Another point: fertility drops massively in cities and this is an environmental concern as you need labour to transition industries at scale (e.g. nuclear plants, solar, wind, biomanufacture). Low birth rate dense cities are a recipe for disaster in terms of sufficient labour for a green transition.

The list of issues with the authors "I'm a misunderstood future hero" viewpoint goes on and on imo.

1 comments

Low-traffic neighborhoods, grassy tram tracks for sound dampening, protected bike lanes, etc are also possible and not utopian. We do ourselves a disservice if we think about them as some unattainable ideal. They exist, right now.
Yes, they exist, but are only implemented in very small pockets of neighborhoods in cities across the US and there is usually huge hurdles in expanding them.

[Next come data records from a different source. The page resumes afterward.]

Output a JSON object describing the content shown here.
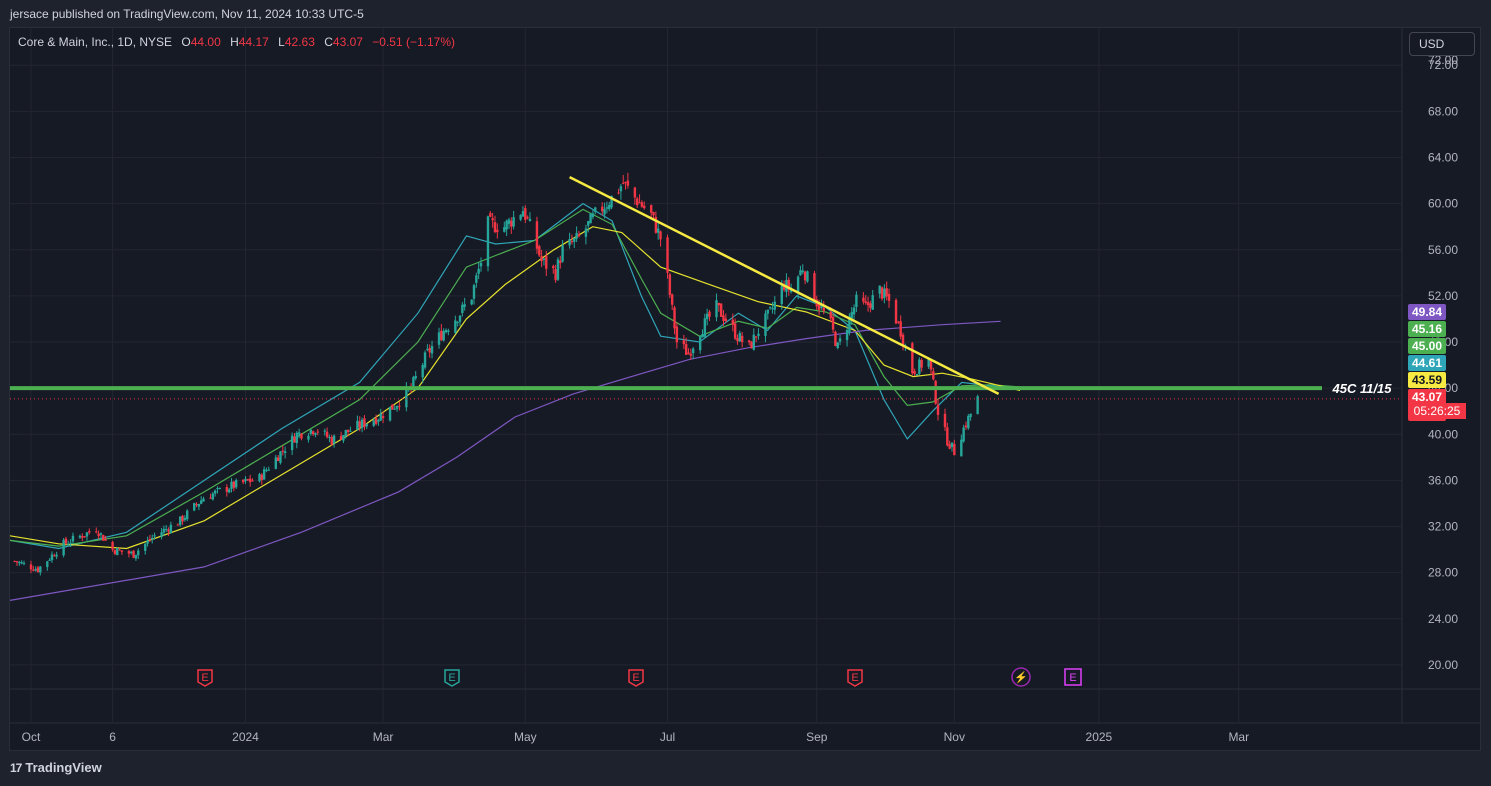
{
  "publisher_line": "jersace published on TradingView.com, Nov 11, 2024 10:33 UTC-5",
  "legend": {
    "symbol": "Core & Main, Inc., 1D, NYSE",
    "o_label": "O",
    "o_value": "44.00",
    "h_label": "H",
    "h_value": "44.17",
    "l_label": "L",
    "l_value": "42.63",
    "c_label": "C",
    "c_value": "43.07",
    "change": "−0.51 (−1.17%)"
  },
  "currency_button": "USD",
  "footer_brand": "TradingView",
  "footer_mark": "17",
  "colors": {
    "background": "#161a25",
    "grid": "#232632",
    "up": "#26a69a",
    "down": "#f23645",
    "trendline": "#f5e942",
    "support": "#4caf50",
    "ma_fast": "#2fa6b8",
    "ma_mid": "#4caf50",
    "ma_slow": "#e6e22e",
    "ma_200": "#7e57c2"
  },
  "chart_data": {
    "type": "candlestick",
    "title": "Core & Main, Inc., 1D, NYSE",
    "ylim": [
      18,
      72.8
    ],
    "y_ticks": [
      "72.00",
      "68.00",
      "64.00",
      "60.00",
      "56.00",
      "52.00",
      "48.00",
      "44.00",
      "40.00",
      "36.00",
      "32.00",
      "28.00",
      "24.00",
      "20.00"
    ],
    "x_ticks": [
      "Oct",
      "6",
      "2024",
      "Mar",
      "May",
      "Jul",
      "Sep",
      "Nov",
      "2025",
      "Mar"
    ],
    "grid": true,
    "price_path": [
      [
        "2023-09-25",
        29.0
      ],
      [
        "2023-10-05",
        28.3
      ],
      [
        "2023-10-16",
        30.5
      ],
      [
        "2023-10-30",
        31.8
      ],
      [
        "2023-11-06",
        30.0
      ],
      [
        "2023-11-15",
        29.6
      ],
      [
        "2023-11-24",
        31.2
      ],
      [
        "2023-12-05",
        32.5
      ],
      [
        "2023-12-15",
        34.5
      ],
      [
        "2023-12-27",
        35.5
      ],
      [
        "2024-01-08",
        36.2
      ],
      [
        "2024-01-17",
        38.4
      ],
      [
        "2024-01-24",
        40.0
      ],
      [
        "2024-02-01",
        40.5
      ],
      [
        "2024-02-08",
        39.5
      ],
      [
        "2024-02-20",
        40.8
      ],
      [
        "2024-02-28",
        41.5
      ],
      [
        "2024-03-06",
        42.5
      ],
      [
        "2024-03-13",
        44.0
      ],
      [
        "2024-03-20",
        47.0
      ],
      [
        "2024-03-27",
        49.0
      ],
      [
        "2024-04-03",
        50.5
      ],
      [
        "2024-04-08",
        52.0
      ],
      [
        "2024-04-12",
        55.0
      ],
      [
        "2024-04-15",
        58.2
      ],
      [
        "2024-04-22",
        58.0
      ],
      [
        "2024-04-30",
        59.5
      ],
      [
        "2024-05-03",
        58.0
      ],
      [
        "2024-05-08",
        55.0
      ],
      [
        "2024-05-14",
        54.0
      ],
      [
        "2024-05-17",
        56.0
      ],
      [
        "2024-05-24",
        57.0
      ],
      [
        "2024-05-31",
        59.0
      ],
      [
        "2024-06-07",
        60.5
      ],
      [
        "2024-06-12",
        61.8
      ],
      [
        "2024-06-17",
        60.5
      ],
      [
        "2024-06-24",
        59.0
      ],
      [
        "2024-06-28",
        57.0
      ],
      [
        "2024-07-01",
        53.5
      ],
      [
        "2024-07-05",
        48.0
      ],
      [
        "2024-07-10",
        47.0
      ],
      [
        "2024-07-15",
        49.0
      ],
      [
        "2024-07-22",
        51.0
      ],
      [
        "2024-07-26",
        50.0
      ],
      [
        "2024-07-31",
        48.5
      ],
      [
        "2024-08-05",
        47.5
      ],
      [
        "2024-08-09",
        49.0
      ],
      [
        "2024-08-14",
        50.5
      ],
      [
        "2024-08-20",
        53.0
      ],
      [
        "2024-08-23",
        52.5
      ],
      [
        "2024-08-28",
        54.5
      ],
      [
        "2024-09-03",
        51.5
      ],
      [
        "2024-09-09",
        49.5
      ],
      [
        "2024-09-12",
        47.5
      ],
      [
        "2024-09-17",
        50.0
      ],
      [
        "2024-09-20",
        51.5
      ],
      [
        "2024-09-24",
        51.0
      ],
      [
        "2024-09-30",
        52.5
      ],
      [
        "2024-10-04",
        51.5
      ],
      [
        "2024-10-09",
        49.0
      ],
      [
        "2024-10-14",
        45.5
      ],
      [
        "2024-10-21",
        46.5
      ],
      [
        "2024-10-25",
        42.0
      ],
      [
        "2024-10-29",
        39.5
      ],
      [
        "2024-11-01",
        38.5
      ],
      [
        "2024-11-05",
        40.5
      ],
      [
        "2024-11-11",
        43.07
      ]
    ],
    "moving_averages": [
      {
        "values": [
          [
            0,
            30.8
          ],
          [
            0.25,
            30.1
          ],
          [
            0.6,
            31.5
          ],
          [
            1.0,
            36.0
          ],
          [
            1.4,
            40.5
          ],
          [
            1.8,
            44.5
          ],
          [
            2.1,
            50.5
          ],
          [
            2.35,
            57.2
          ],
          [
            2.5,
            56.5
          ],
          [
            2.7,
            56.8
          ],
          [
            2.95,
            60.0
          ],
          [
            3.1,
            58.5
          ],
          [
            3.25,
            52.0
          ],
          [
            3.35,
            48.5
          ],
          [
            3.55,
            48.0
          ],
          [
            3.75,
            50.5
          ],
          [
            3.9,
            49.0
          ],
          [
            4.05,
            52.0
          ],
          [
            4.2,
            51.0
          ],
          [
            4.35,
            49.0
          ],
          [
            4.5,
            43.0
          ],
          [
            4.62,
            39.6
          ],
          [
            4.75,
            42.0
          ],
          [
            4.9,
            44.5
          ],
          [
            5.05,
            44.2
          ],
          [
            5.2,
            44.0
          ]
        ]
      },
      {
        "values": [
          [
            0,
            30.8
          ],
          [
            0.25,
            30.3
          ],
          [
            0.6,
            31.2
          ],
          [
            1.0,
            35.0
          ],
          [
            1.4,
            39.0
          ],
          [
            1.8,
            43.0
          ],
          [
            2.1,
            48.0
          ],
          [
            2.35,
            54.5
          ],
          [
            2.5,
            55.5
          ],
          [
            2.7,
            56.8
          ],
          [
            2.95,
            59.5
          ],
          [
            3.1,
            58.2
          ],
          [
            3.25,
            53.5
          ],
          [
            3.35,
            50.5
          ],
          [
            3.55,
            48.5
          ],
          [
            3.75,
            49.8
          ],
          [
            3.9,
            49.2
          ],
          [
            4.05,
            51.0
          ],
          [
            4.2,
            50.6
          ],
          [
            4.35,
            49.5
          ],
          [
            4.5,
            45.0
          ],
          [
            4.62,
            42.5
          ],
          [
            4.75,
            42.8
          ],
          [
            4.9,
            44.2
          ],
          [
            5.05,
            44.3
          ],
          [
            5.2,
            44.1
          ]
        ]
      },
      {
        "values": [
          [
            0,
            31.2
          ],
          [
            0.25,
            30.5
          ],
          [
            0.6,
            30.1
          ],
          [
            1.0,
            32.5
          ],
          [
            1.4,
            36.5
          ],
          [
            1.8,
            40.5
          ],
          [
            2.1,
            44.0
          ],
          [
            2.35,
            50.0
          ],
          [
            2.55,
            53.0
          ],
          [
            2.8,
            56.0
          ],
          [
            3.0,
            58.0
          ],
          [
            3.15,
            57.5
          ],
          [
            3.35,
            54.5
          ],
          [
            3.6,
            53.0
          ],
          [
            3.85,
            51.5
          ],
          [
            4.1,
            50.6
          ],
          [
            4.35,
            49.0
          ],
          [
            4.5,
            46.0
          ],
          [
            4.65,
            45.0
          ],
          [
            4.8,
            45.3
          ],
          [
            4.95,
            44.8
          ],
          [
            5.1,
            44.2
          ],
          [
            5.2,
            43.8
          ]
        ]
      },
      {
        "values": [
          [
            0,
            25.6
          ],
          [
            1.0,
            28.5
          ],
          [
            1.5,
            31.5
          ],
          [
            2.0,
            35.0
          ],
          [
            2.3,
            38.0
          ],
          [
            2.6,
            41.5
          ],
          [
            2.9,
            43.5
          ],
          [
            3.2,
            45.0
          ],
          [
            3.5,
            46.5
          ],
          [
            3.8,
            47.5
          ],
          [
            4.1,
            48.3
          ],
          [
            4.4,
            49.0
          ],
          [
            4.8,
            49.5
          ],
          [
            5.1,
            49.8
          ]
        ]
      }
    ],
    "trendline": [
      [
        "2024-05-20",
        62.3
      ],
      [
        "2024-11-20",
        43.5
      ]
    ],
    "support_line": {
      "value": 44.0,
      "label": "45C 11/15"
    },
    "last_price_line": 43.07,
    "price_badges": [
      {
        "value": "49.84",
        "color": "#7e57c2"
      },
      {
        "value": "45.16",
        "color": "#4caf50"
      },
      {
        "value": "45.00",
        "color": "#4caf50"
      },
      {
        "value": "44.61",
        "color": "#2fa6b8"
      },
      {
        "value": "43.59",
        "color": "#f5e942"
      },
      {
        "value": "43.07",
        "color": "#f23645",
        "countdown": "05:26:25"
      }
    ],
    "event_markers": [
      {
        "label": "E",
        "kind": "earnings",
        "color": "#f23645"
      },
      {
        "label": "E",
        "kind": "earnings",
        "color": "#26a69a"
      },
      {
        "label": "E",
        "kind": "earnings",
        "color": "#f23645"
      },
      {
        "label": "E",
        "kind": "earnings",
        "color": "#f23645"
      },
      {
        "label": "⚡",
        "kind": "split",
        "color": "#9c27b0"
      },
      {
        "label": "E",
        "kind": "earnings-upcoming",
        "color": "#e040fb"
      }
    ]
  }
}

They seem like window dressing in wealthy neighborhoods rather than as solutions being expanded citywide.
Exactly.. and believing that this will distribute evenly across the population magically and solve the issues relating to dense and unhealthy post-climate cities is the kernel of moderate climate-utopic thinking. Sure these interventions exist but so do Ferraris. They may or may not scale.
> and believing that this will distribute evenly across the population magically

I don’t expect this will happen magically. I expect it will happen through advocacy and legislation.

The US is not a particularly good role model here. Look to Western Europe for better examples.